Numan Kurtulmuş, dünyanın hiçbir yerinde hiçbir terör örgütünün tek başına olmadığını belirterek şunları kaydetti:
"Hiçbir örgüt tek başına, kendi imkanlarıyla bağımsız, bağlantısız bir şekilde ortaya çıkmış ve kendi terör faaliyetlerini icra ediyor değil. Silahlarıyla, siyasetleriyle, lojistik destekleriyle zaman zaman siyasi destekleriyle birtakım yerlerden destek aldıkları aşikardır. Bu güçler desteklerini çekseler dünyada hiçbir terör örgütü 3 gün ayakta duramaz. Çünkü nihayetinde Fransız devletine karşı savaşıyor, Amerikan devletine karşı bir saldırıda bulunuyor, İngiliz devletine karşı saldırıda bulunuyor, Türk devletine karşı saldırıda bulunuyor.

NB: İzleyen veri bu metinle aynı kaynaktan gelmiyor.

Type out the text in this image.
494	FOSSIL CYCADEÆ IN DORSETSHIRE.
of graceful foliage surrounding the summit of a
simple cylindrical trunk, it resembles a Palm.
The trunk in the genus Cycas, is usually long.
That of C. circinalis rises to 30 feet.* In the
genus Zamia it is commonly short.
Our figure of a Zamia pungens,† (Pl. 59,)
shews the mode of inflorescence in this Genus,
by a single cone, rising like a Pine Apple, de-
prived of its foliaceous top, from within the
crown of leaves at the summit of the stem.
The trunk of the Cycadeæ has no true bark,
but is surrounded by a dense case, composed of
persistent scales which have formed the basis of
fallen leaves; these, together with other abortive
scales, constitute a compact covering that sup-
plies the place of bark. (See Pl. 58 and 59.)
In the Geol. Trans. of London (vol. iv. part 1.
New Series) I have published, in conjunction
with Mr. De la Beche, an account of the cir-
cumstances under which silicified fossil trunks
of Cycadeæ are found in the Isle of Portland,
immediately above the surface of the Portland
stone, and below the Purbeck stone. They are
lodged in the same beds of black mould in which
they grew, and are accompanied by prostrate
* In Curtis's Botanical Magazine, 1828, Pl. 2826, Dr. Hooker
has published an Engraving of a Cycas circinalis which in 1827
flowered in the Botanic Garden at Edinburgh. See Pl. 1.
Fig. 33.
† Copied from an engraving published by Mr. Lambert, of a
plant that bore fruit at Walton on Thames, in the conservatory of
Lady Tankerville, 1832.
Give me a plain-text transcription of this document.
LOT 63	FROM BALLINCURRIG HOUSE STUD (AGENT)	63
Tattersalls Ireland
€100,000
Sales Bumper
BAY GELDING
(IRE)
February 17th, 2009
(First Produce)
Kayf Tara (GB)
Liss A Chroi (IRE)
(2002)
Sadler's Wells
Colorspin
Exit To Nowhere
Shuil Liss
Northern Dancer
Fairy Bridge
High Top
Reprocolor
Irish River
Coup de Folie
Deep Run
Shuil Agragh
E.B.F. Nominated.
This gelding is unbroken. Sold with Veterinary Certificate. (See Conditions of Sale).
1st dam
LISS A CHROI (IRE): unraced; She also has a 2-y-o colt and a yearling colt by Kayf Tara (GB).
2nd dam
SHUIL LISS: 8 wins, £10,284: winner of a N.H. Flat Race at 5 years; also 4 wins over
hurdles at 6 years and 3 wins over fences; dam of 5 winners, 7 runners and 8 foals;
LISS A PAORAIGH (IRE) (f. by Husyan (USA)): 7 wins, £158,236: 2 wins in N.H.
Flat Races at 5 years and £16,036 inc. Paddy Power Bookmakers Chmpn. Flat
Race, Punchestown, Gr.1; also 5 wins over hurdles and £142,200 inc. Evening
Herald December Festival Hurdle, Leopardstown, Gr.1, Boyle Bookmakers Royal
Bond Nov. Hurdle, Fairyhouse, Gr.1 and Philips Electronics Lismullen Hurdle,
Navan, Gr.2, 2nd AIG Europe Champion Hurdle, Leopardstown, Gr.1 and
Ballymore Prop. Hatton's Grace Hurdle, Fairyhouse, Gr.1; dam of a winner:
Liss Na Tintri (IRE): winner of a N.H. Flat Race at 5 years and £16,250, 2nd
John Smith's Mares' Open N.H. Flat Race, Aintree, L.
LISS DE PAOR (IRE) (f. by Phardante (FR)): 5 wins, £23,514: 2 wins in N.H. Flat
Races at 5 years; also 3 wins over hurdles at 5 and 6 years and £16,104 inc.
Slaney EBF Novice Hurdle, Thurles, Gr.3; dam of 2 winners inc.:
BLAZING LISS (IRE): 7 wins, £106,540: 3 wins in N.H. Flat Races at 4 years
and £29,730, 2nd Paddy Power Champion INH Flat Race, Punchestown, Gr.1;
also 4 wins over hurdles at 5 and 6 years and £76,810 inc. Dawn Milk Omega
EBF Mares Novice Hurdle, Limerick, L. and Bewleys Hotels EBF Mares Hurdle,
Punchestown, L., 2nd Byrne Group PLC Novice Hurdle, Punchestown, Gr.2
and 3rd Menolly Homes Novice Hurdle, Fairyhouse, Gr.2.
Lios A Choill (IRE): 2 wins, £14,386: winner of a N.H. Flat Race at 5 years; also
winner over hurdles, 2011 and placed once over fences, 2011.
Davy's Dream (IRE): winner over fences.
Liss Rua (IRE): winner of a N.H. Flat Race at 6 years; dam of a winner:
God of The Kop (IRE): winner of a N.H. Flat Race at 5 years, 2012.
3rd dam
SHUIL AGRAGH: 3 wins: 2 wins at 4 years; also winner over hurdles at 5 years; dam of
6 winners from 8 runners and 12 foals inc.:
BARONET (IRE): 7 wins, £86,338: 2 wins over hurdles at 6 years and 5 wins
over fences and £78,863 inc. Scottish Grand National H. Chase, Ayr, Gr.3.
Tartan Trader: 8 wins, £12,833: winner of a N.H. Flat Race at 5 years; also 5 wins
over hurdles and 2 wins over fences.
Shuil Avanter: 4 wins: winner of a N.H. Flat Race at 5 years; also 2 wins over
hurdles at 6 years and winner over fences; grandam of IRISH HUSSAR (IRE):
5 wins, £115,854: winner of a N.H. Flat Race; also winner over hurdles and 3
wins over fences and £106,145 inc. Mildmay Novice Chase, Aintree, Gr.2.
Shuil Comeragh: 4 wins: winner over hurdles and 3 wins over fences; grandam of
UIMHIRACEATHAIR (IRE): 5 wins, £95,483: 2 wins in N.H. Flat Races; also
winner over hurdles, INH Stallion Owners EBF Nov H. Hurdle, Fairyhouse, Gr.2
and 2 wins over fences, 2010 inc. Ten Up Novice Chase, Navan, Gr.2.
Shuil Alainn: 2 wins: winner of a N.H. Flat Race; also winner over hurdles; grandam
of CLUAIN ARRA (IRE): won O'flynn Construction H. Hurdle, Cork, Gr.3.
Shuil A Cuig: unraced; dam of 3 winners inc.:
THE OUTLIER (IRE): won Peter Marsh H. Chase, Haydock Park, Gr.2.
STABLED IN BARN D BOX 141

Dolayısıyla 100 tane 500 tane adam mı Amerikan devletine, Türk devletine kafa tutacak? Belli ki arkasında başka bir planlama, başka bir şey var. PKK da bölgedeki bu siyasi gerilimde birilerinin vekalet savaşının parçası haline gelmiştir, çok açıktır."
"Terörün iyisi kötüsü olmaz"
Terörle ağır sınav vermiş dünyada, terör örgütlerine karşı aynı karşı duruşun sergilenmesi gerektiğini vurgulayan Numan Kurtulmuş, "Terörün, iyisi kötüsü olmaz. Hiçbir terör grubu hiçbir ülkeye yar olmaz. Yani ‘Bu terör grubu benim menfaatlerime bir şekilde halel getirmiyor, bununla aram iyi olsun, öteki terör grubunu bertaraf edeyim’ demek doğru bir şey değil. Terör örgütlerinin, elinde silah olup yani makul, meşru siyaset zeminlerinin dışında elinde silahla ortalığı karıştırmaya çalışan herkesin bütün ülkeler tarafından gayrimeşru ilan edilmesi lazım. Bu, terörizme karşı asgari ortak bir zemindir. Bu zemin üzerinde bütün ülkelerin buluşmasının kaçınılmaz olduğu bir noktaya geldik” şeklinde konuştu.
“Yaşadığımız durumu bir parantez arası olarak görüyorum”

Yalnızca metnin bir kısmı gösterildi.